1000–1100 CE
Venerable Bede's De temporum ratione
From finger counting to astronomical time calculation
The Venerable Bede was an English Benedictine monk who lived from 672/3–735 CE. Bede produced a large number of works on subjects as varied as science, music, poetry, biblical commentary and history. As a result, he is widely regarded as one of the greatest scholars of the Anglo-Saxon period—as well as the father of English history. Around 703, Bede wrote De temporibus (On Time), which provided an introduction to the principles of calculating the date of Easter, together with a companion piece De natura rerum (On the Nature of Things), which described the cosmological assumptions underlying Bede's philosophy. Bede's major astronomical work De temporum ratione (On the Reckoning of Time) was written in 725. It included discussions covering the changing length of daylight, the seasonal motion of the Sun and Moon, and many other topics.

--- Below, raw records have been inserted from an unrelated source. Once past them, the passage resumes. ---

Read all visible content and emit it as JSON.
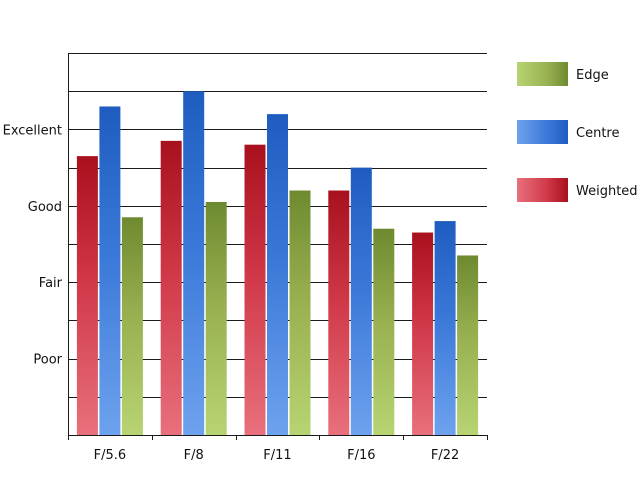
{
  "chart_data": {
    "type": "bar",
    "title": "",
    "xlabel": "",
    "ylabel": "",
    "categories": [
      "F/5.6",
      "F/8",
      "F/11",
      "F/16",
      "F/22"
    ],
    "y_tick_labels": [
      {
        "value": 1,
        "label": "Poor"
      },
      {
        "value": 2,
        "label": "Fair"
      },
      {
        "value": 3,
        "label": "Good"
      },
      {
        "value": 4,
        "label": "Excellent"
      }
    ],
    "ylim": [
      0,
      5
    ],
    "grid": true,
    "legend_position": "right",
    "series": [
      {
        "name": "Weighted",
        "values": [
          3.65,
          3.85,
          3.8,
          3.2,
          2.65
        ],
        "colors": {
          "light": "#e8707c",
          "mid": "#d03848",
          "dark": "#a8101e"
        }
      },
      {
        "name": "Centre",
        "values": [
          4.3,
          4.5,
          4.2,
          3.5,
          2.8
        ],
        "colors": {
          "light": "#6ea2ee",
          "mid": "#3a78d8",
          "dark": "#1e5cc0"
        }
      },
      {
        "name": "Edge",
        "values": [
          2.85,
          3.05,
          3.2,
          2.7,
          2.35
        ],
        "colors": {
          "light": "#b8d472",
          "mid": "#98b050",
          "dark": "#6e8a30"
        }
      }
    ],
    "legend_order": [
      "Edge",
      "Centre",
      "Weighted"
    ]
  }
}
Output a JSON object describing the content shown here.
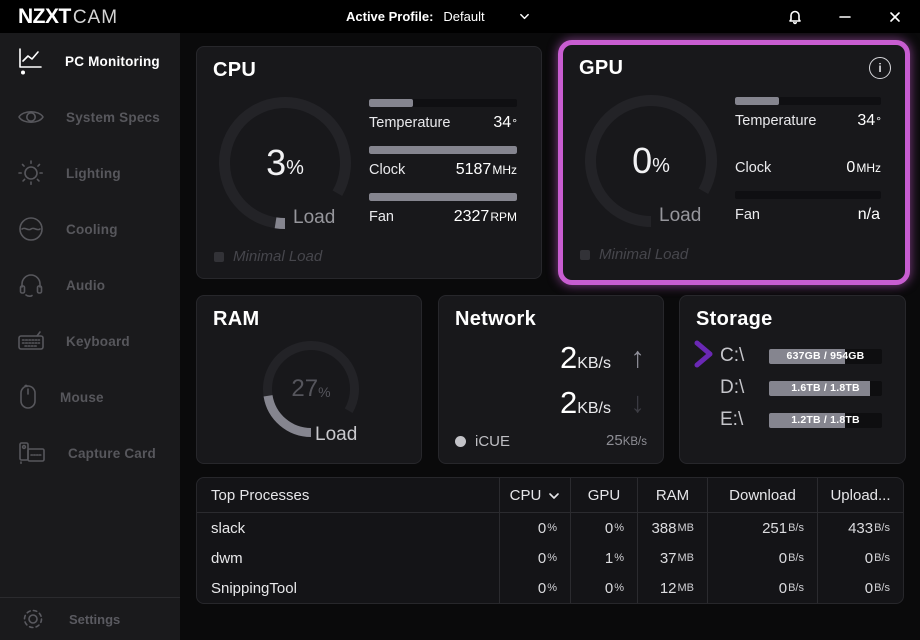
{
  "colors": {
    "magenta": "#c85dd1",
    "purple": "#6a28b5",
    "bar-fill": "#85858f",
    "gauge-track": "#232327"
  },
  "titlebar": {
    "logo_primary": "NZXT",
    "logo_secondary": "CAM",
    "profile_label": "Active Profile:",
    "profile_value": "Default"
  },
  "sidebar": {
    "items": [
      {
        "label": "PC Monitoring"
      },
      {
        "label": "System Specs"
      },
      {
        "label": "Lighting"
      },
      {
        "label": "Cooling"
      },
      {
        "label": "Audio"
      },
      {
        "label": "Keyboard"
      },
      {
        "label": "Mouse"
      },
      {
        "label": "Capture Card"
      }
    ],
    "settings_label": "Settings"
  },
  "cards": {
    "cpu": {
      "title": "CPU",
      "load_pct": 3,
      "load_value": "3",
      "load_unit": "%",
      "load_label": "Load",
      "status_label": "Minimal Load",
      "stats": [
        {
          "label": "Temperature",
          "value": "34",
          "unit": "°",
          "bar_pct": 30
        },
        {
          "label": "Clock",
          "value": "5187",
          "unit": "MHz",
          "bar_pct": 100
        },
        {
          "label": "Fan",
          "value": "2327",
          "unit": "RPM",
          "bar_pct": 100
        }
      ]
    },
    "gpu": {
      "title": "GPU",
      "info_icon": "i",
      "load_pct": 0,
      "load_value": "0",
      "load_unit": "%",
      "load_label": "Load",
      "status_label": "Minimal Load",
      "stats": [
        {
          "label": "Temperature",
          "value": "34",
          "unit": "°",
          "bar_pct": 30
        },
        {
          "label": "Clock",
          "value": "0",
          "unit": "MHz",
          "bar_pct": 0
        },
        {
          "label": "Fan",
          "value": "n/a",
          "unit": "",
          "bar_pct": 0
        }
      ]
    },
    "ram": {
      "title": "RAM",
      "load_pct": 27,
      "load_value": "27",
      "load_unit": "%",
      "load_label": "Load"
    },
    "network": {
      "title": "Network",
      "up_value": "2",
      "up_unit": "KB/s",
      "down_value": "2",
      "down_unit": "KB/s",
      "device_label": "iCUE",
      "total_value": "25",
      "total_unit": "KB/s"
    },
    "storage": {
      "title": "Storage",
      "drives": [
        {
          "name": "C:\\",
          "usage": "637GB / 954GB",
          "pct": 67
        },
        {
          "name": "D:\\",
          "usage": "1.6TB / 1.8TB",
          "pct": 89
        },
        {
          "name": "E:\\",
          "usage": "1.2TB / 1.8TB",
          "pct": 67
        }
      ]
    }
  },
  "processes": {
    "headers": {
      "name": "Top Processes",
      "cpu": "CPU",
      "gpu": "GPU",
      "ram": "RAM",
      "download": "Download",
      "upload": "Upload..."
    },
    "rows": [
      {
        "name": "slack",
        "cpu": "0",
        "cpu_u": "%",
        "gpu": "0",
        "gpu_u": "%",
        "ram": "388",
        "ram_u": "MB",
        "down": "251",
        "down_u": "B/s",
        "up": "433",
        "up_u": "B/s"
      },
      {
        "name": "dwm",
        "cpu": "0",
        "cpu_u": "%",
        "gpu": "1",
        "gpu_u": "%",
        "ram": "37",
        "ram_u": "MB",
        "down": "0",
        "down_u": "B/s",
        "up": "0",
        "up_u": "B/s"
      },
      {
        "name": "SnippingTool",
        "cpu": "0",
        "cpu_u": "%",
        "gpu": "0",
        "gpu_u": "%",
        "ram": "12",
        "ram_u": "MB",
        "down": "0",
        "down_u": "B/s",
        "up": "0",
        "up_u": "B/s"
      }
    ]
  }
}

Excerpts from De temporum ratione and other influential works of the period were copied and shared around European scriptoriums (writing workshops) as a means of sharing and preserving information. Scribes would copy and sometimes add commentary in the margins, while illuminators would provide illustrative decoration. Medieval manuscripts often combined texts from various authors into a single binding for a bound manuscript, as in the case of British Library Royal MS 13, whose illustrations are featured here. In the first chapter of De temporum ratione, entitled "Calculating or speaking with the fingers," Bede described a form of finger counting. This practice dates back centuries, with different variations used by a variety of disparate cultures. In the British Library manuscript designated Royal MS 13, an illuminator has given the reader a diagram for understanding Bede's description of how ancient Romans counted to 1,000 using only their hands and fingers. This Roman system of counting remained in use for centuries and can also be seen in Luca Pacioli's Summa de arithmetica from 1494. The remaining chapters of Bede's work include astronomical and temporal discussions, including chapter 26, entitled "Why the Moon, though Situated beneath the Sun, Sometimes Appears to Be above It," in which Bede uses evagation to explain apparent variations in the altitude of the Moon.